Il est bientôt 20h et tous les clients n’ont qu’une seule envie : récupérer leurs sandwichs pour rentrer à temps. Fortement recommandées par les autorités sanitaires, les mesures de distanciation sociales ne sont plus une priorité.

« Je n’ai même pas encore effectué la prière du crépuscule à cause des clients qui m’ont envahi », lance-t-il, tout en regardant le poêle servant à faire des omelettes. Submergé, Idy comme le surnomme les acheteurs, a bousculé ses habitudes : « Maintenant, je travaille à partir de 15 heures. Toute personne qui veut acheter peut venir. Et c’est le mieux que je puisse faire pour mes clients ».

Aux premières nuits du couvre-feu, de jeunes Ngorois ont montré de la défiance à l’égard des forces de l’ordre. Finalement, aucune âme qui vit n’ose plus sortir dès le déclenchement du couvre-feu.

« C’est bien. Cela nous permet d’écouler tôt nos mets et de partir nous reposer. Comme ça, on se réveille plus facilement pour honorer la prière de l’aube », fait savoir Abdourahmane, un autre gérant de gargote dans le village.

A Dakar, où de nombreuses famil les joignent difficilement les deux bouts, la restauration rapide nocturne s’est développée de façon exponentielle. A moindre coût, des citoyens mangent à leurs faims en espérant des jours meilleurs.

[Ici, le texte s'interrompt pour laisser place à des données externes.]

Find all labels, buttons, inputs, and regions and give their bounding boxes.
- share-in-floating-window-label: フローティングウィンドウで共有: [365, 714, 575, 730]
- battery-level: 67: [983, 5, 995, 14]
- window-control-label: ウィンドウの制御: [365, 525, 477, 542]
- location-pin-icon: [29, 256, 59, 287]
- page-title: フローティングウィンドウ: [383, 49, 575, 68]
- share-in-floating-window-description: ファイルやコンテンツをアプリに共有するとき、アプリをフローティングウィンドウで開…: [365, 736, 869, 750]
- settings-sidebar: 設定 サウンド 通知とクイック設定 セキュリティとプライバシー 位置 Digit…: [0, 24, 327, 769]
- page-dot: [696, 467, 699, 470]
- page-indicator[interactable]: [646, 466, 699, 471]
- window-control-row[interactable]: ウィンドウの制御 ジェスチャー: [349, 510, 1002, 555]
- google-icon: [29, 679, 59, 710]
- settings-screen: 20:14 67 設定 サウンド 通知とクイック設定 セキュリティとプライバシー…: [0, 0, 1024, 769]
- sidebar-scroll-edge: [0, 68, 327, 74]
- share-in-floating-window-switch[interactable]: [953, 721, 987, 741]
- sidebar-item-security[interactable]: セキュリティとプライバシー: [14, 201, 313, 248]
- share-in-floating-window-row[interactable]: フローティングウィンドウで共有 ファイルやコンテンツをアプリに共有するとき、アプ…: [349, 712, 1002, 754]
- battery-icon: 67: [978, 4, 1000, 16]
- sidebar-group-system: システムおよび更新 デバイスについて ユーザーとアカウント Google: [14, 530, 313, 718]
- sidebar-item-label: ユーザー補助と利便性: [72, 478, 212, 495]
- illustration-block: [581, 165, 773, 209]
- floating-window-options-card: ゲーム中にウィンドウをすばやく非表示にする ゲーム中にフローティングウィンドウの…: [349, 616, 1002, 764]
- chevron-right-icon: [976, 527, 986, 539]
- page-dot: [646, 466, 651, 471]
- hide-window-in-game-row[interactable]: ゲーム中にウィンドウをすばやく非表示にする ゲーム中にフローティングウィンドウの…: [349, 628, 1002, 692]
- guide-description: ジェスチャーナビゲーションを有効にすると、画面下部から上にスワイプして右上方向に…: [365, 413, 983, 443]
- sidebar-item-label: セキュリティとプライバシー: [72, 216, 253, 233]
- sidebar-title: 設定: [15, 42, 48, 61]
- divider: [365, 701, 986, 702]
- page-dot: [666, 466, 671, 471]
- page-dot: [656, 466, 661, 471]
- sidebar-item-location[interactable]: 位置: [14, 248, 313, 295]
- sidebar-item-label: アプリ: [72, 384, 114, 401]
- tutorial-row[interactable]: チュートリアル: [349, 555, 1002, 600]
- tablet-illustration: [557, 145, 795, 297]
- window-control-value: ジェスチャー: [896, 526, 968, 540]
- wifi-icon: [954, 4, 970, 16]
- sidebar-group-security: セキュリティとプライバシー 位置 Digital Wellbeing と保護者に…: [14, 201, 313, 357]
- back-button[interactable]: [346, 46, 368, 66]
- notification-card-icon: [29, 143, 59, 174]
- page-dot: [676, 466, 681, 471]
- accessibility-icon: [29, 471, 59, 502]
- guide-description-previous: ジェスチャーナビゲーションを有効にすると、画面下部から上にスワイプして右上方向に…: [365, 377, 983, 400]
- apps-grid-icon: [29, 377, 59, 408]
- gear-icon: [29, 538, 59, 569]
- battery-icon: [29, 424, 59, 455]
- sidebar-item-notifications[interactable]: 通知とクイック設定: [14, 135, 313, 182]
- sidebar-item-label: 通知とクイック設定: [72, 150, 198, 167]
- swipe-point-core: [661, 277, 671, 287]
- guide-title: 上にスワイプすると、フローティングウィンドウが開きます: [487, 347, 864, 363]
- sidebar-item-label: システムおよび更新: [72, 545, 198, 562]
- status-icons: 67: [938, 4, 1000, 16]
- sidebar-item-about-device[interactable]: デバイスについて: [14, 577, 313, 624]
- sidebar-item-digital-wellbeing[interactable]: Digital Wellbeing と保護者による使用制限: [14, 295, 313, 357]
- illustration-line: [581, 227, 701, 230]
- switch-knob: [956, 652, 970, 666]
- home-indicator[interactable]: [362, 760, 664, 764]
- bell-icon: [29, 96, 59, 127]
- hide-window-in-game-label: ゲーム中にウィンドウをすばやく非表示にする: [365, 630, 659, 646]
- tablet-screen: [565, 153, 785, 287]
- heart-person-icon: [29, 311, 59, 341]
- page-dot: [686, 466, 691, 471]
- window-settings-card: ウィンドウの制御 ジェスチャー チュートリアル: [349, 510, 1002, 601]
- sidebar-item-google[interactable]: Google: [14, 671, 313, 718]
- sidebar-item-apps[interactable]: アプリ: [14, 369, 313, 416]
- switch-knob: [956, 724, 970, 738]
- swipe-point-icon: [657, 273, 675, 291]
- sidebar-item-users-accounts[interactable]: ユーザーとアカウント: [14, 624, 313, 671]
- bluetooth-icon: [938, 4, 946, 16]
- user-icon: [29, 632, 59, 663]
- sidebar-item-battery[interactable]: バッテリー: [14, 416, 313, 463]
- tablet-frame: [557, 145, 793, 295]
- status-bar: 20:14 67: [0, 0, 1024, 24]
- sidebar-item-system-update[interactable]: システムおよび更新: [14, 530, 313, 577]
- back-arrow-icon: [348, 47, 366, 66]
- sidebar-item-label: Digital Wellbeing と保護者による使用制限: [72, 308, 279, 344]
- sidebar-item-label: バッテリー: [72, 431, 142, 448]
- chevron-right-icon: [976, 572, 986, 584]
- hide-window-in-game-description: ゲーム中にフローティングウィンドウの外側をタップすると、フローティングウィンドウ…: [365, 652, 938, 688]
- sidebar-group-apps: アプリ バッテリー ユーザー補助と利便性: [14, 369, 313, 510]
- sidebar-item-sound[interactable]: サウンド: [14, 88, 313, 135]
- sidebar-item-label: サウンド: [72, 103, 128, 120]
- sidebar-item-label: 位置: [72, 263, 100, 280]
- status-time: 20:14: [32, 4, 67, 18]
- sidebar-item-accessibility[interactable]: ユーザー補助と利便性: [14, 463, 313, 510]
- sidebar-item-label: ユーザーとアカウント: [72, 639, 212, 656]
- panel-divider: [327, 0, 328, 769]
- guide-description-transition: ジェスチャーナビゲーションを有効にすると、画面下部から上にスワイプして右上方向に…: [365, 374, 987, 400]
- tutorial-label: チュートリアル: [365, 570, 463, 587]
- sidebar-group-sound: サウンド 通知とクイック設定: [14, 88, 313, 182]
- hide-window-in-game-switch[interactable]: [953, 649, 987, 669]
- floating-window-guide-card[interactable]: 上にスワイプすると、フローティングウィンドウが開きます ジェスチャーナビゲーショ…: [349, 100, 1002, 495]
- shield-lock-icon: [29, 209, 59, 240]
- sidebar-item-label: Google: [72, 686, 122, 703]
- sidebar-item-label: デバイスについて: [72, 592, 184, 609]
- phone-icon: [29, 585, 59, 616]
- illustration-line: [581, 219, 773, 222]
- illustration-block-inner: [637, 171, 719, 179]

Mais ce secteur n’est pas le seul à être affecté par le couvre-feu en vigueur depuis lundi dernier. Debout devant sa voiture clando, Babou Guèye, vêtu d’un grand boubou bleu assorti à un couvre-chef noir, attend d’éventuels passagers désirant se rendre dans la commune voisine de Ouakam.

Comme nombre de ses collègues, il s’est résolu à effectuer le trajet de jour. « Nous avions l’habitude de travailler le soir. Il m’arrivait de rouler parfois jusqu’à 1 heure voire 2 heure du matin. Mais tout cela est révolu. Nous sommes obligés de venir concurrencer les autres transporteurs en commun. Et ce n’est pas facile vu qu’ils ont une tarification moins chère », regrette le jeune homme.

Dans les boutiques de quartier, certains vendeurs développent des stratagèmes pour continuer leurs activités durant le couvre-feu. « Je ferme à 19h 45, mais je n’éteins pas les lampes de la boutique. Tout client qui veut acheter un produit frappe à la porte. Je lui vends et referme immédiatement. Ça nous permet d’éviter des nuits blanches sans remplir le tiroir d’argent », révèle, sous le couvert de l’anonymat, un jeune.

Pour atténuer les effets de la crise sanitaire sur l’économie nationale, le chef de l’Etat Macky Sall a mis en place le fonds Force Covid-19 qui sera doté d’une enveloppe de 1000 milliards F CFA. Si les ressources de ce fonds serviront, entre autres, à soutenir les entreprises, les ménages et la diaspora, il n’en demeure pas moins que le secteur informel aura besoin d’appui pour se remettre de cette grippe.